Your Social Media Behavior Affects Your Dating Life More Than You Think

Photographed by Alexandra Gavillet.
No Facebook "hearts" here: According to Match's 2017 Singles In America survey, how you use social media may have major repercussions on your dating life. Every year for the past seven years, the original online dating site has questioned thousands of singles on their dating likes, dislikes, and everything in between. According to the Pew Research Center, online dating use tripled among 18- to 24-year-olds from 2013 to 2016. And many of those millennials have active Instagram, Twitter, Facebook, and Snapchat accounts. So it makes sense that many of Match's survey questions now address your online life. While the survey's findings are not scientific and should be taken with a grain of salt, here are some key takeaways: Yes, you should binge-watch Netflix originals
According to the study, millennials were 270% more likely be attracted to others if they're both obsessing over the same shows. In other words, now's the time to pop some popcorn and go crazy with season one of Stranger Things and Westworld if you haven't already. No venting sessions, please
Complaining over drinks after a long day at work? In person, that's understandable every now and then. But don't take your grievances to Facebook. A majority (58%) of those surveyed said doing so was a reason not to "like" someone. Pick up the phone
GIFs, emoji, and other interactive texts make it easy to keep the conversation on-screen. But interjecting some real laughter instead of LOLs makes a difference. 29% of people said phone calls were a plus in their book, and 50% said that they weren't attracted to people who were always tweeting, 'gramming, and posting elsewhere online. Take airplane mode to drinks
Ok, maybe airplane mode is a bit aggressive, but at least put your phone on silent. Answering your phone, leaving it face-up on the table, and texting others during a date were all be received poorly. Of course, some of that is basic etiquette — even if you're just with friends, you don't want to be on your phone at the table. It's called face-to-face, not FaceTime, for a reason.

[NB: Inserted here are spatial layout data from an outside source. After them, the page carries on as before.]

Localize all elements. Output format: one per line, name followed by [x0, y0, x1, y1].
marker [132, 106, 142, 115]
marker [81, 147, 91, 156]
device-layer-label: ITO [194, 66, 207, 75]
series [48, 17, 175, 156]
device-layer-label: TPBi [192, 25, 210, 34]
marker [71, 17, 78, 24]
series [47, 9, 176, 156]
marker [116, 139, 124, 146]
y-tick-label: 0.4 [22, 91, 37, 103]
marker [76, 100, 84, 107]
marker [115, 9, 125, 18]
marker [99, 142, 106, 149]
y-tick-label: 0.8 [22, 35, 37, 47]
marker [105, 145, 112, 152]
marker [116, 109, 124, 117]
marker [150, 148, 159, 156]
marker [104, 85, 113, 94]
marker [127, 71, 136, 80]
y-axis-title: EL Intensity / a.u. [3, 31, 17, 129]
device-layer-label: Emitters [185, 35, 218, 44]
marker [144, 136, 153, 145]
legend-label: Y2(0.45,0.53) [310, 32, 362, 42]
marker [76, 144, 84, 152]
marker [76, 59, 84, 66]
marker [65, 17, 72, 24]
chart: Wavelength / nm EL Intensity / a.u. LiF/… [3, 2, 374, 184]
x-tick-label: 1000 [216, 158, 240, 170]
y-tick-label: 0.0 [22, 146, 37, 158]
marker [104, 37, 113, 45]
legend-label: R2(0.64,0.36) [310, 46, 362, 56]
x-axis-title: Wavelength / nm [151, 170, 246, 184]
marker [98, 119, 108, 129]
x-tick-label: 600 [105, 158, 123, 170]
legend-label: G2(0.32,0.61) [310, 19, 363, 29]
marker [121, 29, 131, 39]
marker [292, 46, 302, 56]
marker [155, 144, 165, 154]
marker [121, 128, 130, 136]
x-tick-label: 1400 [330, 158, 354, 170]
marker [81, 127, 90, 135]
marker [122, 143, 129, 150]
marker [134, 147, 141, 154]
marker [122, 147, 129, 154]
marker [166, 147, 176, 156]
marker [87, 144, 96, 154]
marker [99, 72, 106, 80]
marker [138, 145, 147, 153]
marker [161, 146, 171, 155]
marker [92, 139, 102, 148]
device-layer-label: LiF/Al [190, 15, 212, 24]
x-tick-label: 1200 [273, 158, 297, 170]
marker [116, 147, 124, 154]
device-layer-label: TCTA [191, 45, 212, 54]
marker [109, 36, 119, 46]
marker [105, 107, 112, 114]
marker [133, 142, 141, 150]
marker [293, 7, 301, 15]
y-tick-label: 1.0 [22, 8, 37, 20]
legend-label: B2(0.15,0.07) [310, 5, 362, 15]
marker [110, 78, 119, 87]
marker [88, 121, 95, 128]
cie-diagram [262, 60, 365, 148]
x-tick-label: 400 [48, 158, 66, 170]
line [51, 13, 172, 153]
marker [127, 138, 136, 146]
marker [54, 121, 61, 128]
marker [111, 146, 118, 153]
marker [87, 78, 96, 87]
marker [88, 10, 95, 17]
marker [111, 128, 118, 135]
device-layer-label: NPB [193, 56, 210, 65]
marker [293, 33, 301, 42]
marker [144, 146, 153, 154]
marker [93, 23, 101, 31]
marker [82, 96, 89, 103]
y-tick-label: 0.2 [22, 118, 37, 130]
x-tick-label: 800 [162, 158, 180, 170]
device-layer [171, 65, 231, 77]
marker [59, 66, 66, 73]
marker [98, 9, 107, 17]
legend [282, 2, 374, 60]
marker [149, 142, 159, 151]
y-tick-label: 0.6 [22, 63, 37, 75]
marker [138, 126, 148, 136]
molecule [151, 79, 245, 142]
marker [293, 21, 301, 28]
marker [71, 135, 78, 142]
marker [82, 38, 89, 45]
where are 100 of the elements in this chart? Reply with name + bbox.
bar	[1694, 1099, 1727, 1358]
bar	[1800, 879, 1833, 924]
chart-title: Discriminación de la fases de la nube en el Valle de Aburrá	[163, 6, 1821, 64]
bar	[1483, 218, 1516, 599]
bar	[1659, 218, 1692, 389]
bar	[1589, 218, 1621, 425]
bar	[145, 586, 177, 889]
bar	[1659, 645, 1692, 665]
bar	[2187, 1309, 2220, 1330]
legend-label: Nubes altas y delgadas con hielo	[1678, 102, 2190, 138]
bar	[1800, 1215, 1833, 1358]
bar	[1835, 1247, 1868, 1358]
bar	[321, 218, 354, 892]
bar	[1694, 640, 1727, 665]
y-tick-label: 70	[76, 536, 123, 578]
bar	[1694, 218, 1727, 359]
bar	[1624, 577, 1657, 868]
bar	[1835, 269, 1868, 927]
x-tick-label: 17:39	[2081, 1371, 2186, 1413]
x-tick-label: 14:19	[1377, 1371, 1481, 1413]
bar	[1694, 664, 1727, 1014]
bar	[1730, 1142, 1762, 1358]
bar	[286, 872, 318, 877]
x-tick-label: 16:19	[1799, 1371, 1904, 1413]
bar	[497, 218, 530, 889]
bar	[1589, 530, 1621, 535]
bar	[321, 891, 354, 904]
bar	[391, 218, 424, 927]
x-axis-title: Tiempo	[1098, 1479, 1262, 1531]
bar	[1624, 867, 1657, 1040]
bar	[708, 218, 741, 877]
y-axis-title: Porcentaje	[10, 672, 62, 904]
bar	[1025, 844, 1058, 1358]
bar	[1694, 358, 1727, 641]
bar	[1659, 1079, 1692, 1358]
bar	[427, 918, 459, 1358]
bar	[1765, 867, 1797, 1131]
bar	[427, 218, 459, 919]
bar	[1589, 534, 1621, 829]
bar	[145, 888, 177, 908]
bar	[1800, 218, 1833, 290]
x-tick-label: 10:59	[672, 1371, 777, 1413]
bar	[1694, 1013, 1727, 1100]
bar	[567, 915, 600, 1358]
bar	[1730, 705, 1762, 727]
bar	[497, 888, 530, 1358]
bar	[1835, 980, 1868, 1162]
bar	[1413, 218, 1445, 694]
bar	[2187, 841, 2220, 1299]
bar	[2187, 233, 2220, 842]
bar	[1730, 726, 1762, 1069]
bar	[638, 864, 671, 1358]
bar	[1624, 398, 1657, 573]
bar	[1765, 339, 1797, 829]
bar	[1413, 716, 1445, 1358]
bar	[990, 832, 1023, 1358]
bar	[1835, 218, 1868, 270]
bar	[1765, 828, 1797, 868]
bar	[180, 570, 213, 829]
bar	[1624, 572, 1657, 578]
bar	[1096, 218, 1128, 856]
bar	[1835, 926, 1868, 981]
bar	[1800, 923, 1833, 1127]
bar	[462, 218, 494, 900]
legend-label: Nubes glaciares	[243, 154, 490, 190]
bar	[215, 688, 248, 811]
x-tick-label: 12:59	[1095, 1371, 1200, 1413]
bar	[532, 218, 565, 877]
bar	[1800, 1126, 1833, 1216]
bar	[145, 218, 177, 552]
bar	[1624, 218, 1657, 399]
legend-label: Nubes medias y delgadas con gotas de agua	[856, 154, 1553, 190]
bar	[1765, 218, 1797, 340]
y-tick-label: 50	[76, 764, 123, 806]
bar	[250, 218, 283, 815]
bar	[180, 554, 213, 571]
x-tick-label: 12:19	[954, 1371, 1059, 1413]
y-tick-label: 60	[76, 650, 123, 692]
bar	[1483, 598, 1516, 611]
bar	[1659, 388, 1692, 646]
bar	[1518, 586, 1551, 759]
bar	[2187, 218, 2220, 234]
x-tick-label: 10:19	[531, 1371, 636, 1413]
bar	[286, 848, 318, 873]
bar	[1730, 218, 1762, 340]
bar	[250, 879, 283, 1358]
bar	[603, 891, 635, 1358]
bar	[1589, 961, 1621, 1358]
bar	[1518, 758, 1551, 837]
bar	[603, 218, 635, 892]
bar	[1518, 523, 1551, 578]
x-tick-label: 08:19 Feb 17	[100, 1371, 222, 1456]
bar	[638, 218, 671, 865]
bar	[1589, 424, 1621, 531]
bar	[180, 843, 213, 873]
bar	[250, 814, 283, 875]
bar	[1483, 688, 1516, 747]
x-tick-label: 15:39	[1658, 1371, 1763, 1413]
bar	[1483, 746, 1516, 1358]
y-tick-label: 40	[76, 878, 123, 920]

While most of the above seem logical, some of the survey's other statistics raise questions. Do 86% of women really judge a man with a cracked phone screen? And are iPhone users actually throwing shade at those who text via Android? Everyone loves being able to send iOS effects like fireworks and confetti, but that number feels extreme. Surely, other forms of compatibility are more important. According to the survey, 42% of people also judge your social media posts and the quality of your photos. Not everyone is an editing pro, so if that 42% really is accurate, it's time to lower the bar. Plus, if a photo is really a deal-breaker, you probably don't want to be with that person anyways.